We already know that we have to escape from short in most places, so
we are talking about int vs pointer, hence a factor of 2.  Can this be
really a problem?  Do we have to forget about the natural C
programming, heavily based on pointers, to move to indices in arrays :(
This is really a bad news to me.

I really want to handle my guys, not artificial numbers, and I want
the compiler to type check what I do.  Even more: I want the type to
tell me what I'm manipulating, using shorts only makes it a nightmare
to find the meaning.  And typedefing shorts is not a solution, as the
compiler does not help.


>> My position, probably not very nice, is that this should not
>> happen.  Passing chars (wchars) as tokens is wrong.

Paul> I tend to agree, but I also think we're stuck with it, as POSIX
Paul> requires it and it's extremely common practice.  

POSIX is probably not referring to Unicode anyway.  And IIRC, POSIX
mandates 257 as first symbol number, so if we move to Unicode
char-tokens, we are no longer POSIX compliant.  Well, that's my
understanding, but I'm ready to be corrected.

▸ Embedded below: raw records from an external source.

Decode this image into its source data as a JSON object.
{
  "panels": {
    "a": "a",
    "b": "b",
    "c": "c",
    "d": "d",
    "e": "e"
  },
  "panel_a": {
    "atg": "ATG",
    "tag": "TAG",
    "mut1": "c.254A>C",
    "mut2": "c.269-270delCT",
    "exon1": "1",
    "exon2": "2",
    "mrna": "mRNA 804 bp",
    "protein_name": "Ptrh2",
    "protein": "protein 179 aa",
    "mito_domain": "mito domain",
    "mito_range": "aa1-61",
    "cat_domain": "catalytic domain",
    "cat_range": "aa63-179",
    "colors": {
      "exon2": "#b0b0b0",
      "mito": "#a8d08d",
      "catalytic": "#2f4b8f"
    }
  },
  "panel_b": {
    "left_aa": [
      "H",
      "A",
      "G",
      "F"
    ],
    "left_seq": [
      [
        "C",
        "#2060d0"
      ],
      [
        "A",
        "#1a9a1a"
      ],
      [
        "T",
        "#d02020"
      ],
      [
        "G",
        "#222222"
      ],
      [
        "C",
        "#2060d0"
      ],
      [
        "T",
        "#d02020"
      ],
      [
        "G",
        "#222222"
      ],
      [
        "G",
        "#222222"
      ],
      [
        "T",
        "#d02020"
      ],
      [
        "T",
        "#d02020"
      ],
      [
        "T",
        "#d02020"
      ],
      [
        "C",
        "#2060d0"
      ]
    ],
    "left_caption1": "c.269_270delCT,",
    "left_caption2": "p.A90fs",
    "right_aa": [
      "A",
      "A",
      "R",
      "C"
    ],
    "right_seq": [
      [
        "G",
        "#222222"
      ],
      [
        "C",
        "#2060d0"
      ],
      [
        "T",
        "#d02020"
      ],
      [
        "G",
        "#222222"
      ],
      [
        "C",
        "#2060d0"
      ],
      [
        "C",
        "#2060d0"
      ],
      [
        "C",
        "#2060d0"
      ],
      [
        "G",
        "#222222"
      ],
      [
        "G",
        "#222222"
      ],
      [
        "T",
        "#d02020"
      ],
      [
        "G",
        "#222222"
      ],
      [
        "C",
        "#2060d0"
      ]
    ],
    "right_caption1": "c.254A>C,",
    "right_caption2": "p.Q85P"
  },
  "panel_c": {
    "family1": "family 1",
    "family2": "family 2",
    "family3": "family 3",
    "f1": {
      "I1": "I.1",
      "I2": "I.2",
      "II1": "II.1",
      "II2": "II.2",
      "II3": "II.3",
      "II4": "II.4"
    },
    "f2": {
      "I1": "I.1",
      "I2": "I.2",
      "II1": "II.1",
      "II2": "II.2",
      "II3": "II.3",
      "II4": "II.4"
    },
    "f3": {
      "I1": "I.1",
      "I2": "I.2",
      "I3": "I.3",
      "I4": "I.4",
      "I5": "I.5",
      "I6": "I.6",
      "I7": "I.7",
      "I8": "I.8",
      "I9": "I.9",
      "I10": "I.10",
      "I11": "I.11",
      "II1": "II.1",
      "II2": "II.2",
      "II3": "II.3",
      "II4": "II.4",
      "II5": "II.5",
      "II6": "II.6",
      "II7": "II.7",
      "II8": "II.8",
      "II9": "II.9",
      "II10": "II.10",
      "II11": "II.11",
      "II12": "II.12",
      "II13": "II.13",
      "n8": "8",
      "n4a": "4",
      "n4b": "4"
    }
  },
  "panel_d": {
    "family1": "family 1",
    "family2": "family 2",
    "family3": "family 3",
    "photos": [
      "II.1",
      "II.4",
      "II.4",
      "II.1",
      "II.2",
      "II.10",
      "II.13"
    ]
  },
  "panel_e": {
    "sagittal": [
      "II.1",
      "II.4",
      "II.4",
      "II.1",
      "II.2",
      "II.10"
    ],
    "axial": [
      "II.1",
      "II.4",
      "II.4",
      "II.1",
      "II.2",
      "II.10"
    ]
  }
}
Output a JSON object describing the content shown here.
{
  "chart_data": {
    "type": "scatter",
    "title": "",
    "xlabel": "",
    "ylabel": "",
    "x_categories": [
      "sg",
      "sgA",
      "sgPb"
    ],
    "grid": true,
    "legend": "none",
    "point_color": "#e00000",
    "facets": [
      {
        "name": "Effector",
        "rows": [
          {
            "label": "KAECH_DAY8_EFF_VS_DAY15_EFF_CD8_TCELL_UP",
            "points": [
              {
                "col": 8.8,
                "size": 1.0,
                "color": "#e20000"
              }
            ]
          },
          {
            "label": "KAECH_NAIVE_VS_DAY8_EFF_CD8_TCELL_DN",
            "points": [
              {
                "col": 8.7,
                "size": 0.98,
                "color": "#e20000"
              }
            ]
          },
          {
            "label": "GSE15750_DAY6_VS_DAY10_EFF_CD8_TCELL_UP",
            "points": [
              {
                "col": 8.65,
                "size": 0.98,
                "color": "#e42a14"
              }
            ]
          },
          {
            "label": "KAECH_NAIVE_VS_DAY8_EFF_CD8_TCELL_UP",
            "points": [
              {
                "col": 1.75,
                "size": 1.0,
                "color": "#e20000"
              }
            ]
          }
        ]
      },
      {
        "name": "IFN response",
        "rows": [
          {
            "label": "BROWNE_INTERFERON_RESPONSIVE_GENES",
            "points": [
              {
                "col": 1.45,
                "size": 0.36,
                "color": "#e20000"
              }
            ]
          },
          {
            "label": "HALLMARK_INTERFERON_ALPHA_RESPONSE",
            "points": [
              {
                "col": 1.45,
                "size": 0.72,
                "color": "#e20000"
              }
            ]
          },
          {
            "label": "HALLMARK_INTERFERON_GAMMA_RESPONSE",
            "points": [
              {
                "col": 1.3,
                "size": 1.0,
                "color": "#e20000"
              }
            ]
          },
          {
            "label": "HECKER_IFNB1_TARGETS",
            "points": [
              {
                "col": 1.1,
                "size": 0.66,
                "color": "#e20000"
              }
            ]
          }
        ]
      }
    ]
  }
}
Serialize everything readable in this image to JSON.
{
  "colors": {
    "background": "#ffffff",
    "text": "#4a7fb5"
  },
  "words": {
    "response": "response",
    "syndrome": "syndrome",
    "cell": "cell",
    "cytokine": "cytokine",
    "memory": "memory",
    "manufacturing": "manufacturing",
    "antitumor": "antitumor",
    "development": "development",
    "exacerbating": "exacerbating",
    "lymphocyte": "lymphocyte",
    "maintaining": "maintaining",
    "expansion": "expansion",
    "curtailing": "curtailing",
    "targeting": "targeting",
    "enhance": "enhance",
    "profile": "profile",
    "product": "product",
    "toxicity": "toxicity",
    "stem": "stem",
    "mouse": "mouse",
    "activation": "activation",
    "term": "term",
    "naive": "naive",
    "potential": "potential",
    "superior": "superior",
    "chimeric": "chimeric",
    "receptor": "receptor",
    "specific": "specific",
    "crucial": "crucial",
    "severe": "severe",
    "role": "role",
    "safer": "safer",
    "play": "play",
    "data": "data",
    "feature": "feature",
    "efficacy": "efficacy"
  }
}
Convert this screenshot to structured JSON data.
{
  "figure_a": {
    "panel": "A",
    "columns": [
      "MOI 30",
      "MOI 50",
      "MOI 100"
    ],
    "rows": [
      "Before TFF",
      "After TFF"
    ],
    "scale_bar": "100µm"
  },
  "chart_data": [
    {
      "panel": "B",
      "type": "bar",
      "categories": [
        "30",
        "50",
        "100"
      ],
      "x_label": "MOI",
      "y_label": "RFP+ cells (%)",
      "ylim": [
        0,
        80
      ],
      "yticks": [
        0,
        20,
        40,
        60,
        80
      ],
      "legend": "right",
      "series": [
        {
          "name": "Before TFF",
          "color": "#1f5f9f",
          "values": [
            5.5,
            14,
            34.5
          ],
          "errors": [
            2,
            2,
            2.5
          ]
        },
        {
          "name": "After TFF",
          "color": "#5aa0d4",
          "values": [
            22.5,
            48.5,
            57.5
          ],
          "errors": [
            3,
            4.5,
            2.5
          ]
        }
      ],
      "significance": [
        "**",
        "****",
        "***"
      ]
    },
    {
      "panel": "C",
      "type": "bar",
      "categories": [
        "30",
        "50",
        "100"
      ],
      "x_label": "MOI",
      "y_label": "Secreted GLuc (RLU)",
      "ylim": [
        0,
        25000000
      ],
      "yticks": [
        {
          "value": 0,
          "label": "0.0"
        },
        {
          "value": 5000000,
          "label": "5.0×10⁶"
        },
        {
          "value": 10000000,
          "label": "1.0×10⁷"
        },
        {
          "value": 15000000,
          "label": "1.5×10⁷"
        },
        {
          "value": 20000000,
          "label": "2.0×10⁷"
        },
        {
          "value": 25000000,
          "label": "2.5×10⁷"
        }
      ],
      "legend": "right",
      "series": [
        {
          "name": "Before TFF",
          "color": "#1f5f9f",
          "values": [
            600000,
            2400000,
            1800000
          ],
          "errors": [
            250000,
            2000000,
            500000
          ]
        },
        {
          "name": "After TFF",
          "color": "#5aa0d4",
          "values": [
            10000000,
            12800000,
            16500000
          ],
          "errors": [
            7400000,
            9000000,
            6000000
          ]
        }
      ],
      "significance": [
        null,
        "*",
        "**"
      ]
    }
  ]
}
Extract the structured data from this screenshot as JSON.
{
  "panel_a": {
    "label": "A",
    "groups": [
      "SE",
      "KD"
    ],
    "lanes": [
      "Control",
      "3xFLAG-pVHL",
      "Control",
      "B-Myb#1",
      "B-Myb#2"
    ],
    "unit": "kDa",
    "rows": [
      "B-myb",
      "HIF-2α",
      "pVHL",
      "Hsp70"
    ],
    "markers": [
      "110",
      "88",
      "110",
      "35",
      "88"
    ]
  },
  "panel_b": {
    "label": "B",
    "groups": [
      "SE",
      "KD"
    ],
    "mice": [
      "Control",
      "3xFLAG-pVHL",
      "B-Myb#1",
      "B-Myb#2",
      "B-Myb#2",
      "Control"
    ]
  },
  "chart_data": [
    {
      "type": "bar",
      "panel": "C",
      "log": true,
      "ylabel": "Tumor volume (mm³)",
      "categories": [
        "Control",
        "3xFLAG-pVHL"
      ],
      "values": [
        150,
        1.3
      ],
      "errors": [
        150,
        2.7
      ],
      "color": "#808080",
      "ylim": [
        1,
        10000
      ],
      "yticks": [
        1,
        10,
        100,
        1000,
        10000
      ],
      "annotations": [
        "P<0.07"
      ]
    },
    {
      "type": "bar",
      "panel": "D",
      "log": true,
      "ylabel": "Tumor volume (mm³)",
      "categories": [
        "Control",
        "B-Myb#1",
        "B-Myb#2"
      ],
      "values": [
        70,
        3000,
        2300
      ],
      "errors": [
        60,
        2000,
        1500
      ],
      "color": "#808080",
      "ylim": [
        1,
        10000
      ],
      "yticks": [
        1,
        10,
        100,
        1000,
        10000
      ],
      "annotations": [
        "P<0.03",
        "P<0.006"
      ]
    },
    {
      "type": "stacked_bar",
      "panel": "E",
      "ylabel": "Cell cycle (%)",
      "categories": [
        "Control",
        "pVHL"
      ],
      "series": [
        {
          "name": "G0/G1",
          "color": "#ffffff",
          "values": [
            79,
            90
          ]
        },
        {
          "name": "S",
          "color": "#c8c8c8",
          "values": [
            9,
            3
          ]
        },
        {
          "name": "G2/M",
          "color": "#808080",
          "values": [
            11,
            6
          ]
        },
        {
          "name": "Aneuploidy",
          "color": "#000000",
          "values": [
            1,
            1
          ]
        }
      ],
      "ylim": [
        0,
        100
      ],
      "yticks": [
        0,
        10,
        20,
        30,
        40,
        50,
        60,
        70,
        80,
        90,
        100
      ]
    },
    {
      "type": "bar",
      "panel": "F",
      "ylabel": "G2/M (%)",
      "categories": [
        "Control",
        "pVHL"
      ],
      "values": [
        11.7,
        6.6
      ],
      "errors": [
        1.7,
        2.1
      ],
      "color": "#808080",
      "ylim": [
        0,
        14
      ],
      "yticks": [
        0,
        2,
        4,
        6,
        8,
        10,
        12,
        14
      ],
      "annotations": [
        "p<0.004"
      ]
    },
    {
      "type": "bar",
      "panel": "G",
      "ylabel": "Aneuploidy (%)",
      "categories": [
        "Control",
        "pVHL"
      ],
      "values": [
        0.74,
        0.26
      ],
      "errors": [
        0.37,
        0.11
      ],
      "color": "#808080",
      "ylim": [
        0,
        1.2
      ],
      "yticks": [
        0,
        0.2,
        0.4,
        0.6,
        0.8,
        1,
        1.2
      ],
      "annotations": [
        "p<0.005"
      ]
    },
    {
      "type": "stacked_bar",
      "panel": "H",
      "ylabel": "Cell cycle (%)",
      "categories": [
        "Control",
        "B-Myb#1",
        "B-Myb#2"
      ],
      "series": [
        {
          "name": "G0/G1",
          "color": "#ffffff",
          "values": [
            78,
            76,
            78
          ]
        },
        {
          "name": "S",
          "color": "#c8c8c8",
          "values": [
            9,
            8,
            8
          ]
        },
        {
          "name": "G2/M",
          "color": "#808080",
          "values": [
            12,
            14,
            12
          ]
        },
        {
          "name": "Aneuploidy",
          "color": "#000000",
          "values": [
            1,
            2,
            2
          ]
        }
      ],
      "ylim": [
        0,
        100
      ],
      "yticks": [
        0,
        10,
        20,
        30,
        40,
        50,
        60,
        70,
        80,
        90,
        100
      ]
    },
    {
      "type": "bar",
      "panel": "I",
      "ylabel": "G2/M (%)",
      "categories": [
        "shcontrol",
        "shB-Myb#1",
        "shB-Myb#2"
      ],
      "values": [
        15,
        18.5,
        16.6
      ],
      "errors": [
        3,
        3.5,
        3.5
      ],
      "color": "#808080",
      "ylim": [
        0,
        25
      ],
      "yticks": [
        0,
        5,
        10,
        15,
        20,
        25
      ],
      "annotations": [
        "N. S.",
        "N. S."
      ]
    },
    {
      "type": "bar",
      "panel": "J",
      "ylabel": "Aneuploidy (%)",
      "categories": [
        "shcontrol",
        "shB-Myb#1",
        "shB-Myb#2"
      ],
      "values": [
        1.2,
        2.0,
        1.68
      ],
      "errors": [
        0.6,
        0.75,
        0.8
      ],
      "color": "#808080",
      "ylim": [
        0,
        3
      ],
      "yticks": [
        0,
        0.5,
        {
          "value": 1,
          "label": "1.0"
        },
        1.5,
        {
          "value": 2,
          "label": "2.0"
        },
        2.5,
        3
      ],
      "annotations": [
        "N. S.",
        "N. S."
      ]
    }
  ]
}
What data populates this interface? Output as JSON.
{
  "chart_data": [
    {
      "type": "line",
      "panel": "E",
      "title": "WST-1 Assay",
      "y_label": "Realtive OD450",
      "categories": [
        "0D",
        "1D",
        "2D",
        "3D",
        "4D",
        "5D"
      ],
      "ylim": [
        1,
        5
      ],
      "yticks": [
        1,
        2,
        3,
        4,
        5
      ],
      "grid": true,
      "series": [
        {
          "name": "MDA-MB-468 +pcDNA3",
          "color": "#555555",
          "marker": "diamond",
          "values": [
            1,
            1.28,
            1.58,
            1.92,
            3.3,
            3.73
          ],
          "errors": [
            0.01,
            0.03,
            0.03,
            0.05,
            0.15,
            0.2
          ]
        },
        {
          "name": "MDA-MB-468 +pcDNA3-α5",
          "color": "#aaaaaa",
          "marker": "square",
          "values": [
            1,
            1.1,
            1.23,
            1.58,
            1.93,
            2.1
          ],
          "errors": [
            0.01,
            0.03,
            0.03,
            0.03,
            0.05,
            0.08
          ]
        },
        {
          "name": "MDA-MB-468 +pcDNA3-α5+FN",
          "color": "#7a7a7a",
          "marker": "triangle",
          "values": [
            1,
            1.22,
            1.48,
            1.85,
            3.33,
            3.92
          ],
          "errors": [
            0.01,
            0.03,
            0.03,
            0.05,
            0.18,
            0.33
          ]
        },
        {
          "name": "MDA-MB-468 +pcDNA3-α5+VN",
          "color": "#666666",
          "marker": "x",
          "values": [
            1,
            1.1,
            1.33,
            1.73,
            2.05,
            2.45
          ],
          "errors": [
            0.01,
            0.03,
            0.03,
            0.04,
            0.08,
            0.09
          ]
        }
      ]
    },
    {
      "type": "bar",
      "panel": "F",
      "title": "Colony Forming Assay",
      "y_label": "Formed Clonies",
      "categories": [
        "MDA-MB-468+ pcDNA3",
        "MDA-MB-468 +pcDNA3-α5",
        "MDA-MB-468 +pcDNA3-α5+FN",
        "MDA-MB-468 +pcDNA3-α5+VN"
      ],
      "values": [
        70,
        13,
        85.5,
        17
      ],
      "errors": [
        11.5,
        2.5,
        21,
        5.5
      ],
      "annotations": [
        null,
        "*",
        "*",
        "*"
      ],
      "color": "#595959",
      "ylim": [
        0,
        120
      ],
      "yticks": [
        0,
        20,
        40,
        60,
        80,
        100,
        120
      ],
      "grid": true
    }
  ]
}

Paul> At best we can warn in the documentation that it doesn't work if
Paul> you change encodings between the Bison run and the cc+runtime
Paul> runs.

Or we should find a means not to output the characters as
shorts/integer, but as the characters themselves.




>> I think only the latest was not installed: the one that removes the
>> ability of growing the stack when %union is not used.

Paul> OK, you're talking about

Paul> http://mail.gnu.org/pipermail/bison-patches/2002-March/000760.html

Paul> I started to do this, and even checked in white-space changes to
Paul> bison-1_29-branch to make the merge go easier, but ran into one
Paul> little problem.  Should YYLTYPE_IS_TRIVIAL and
Paul> YYSTYPE_IS_TRIVIAL be m4 thingamabobs in the main branch?  I'm a
Paul> bit new to the m4ization of Bison so it's not obvious to me how
Paul> it should be done.

I'd say so.  Make it a muscle, and use it in the skeleton.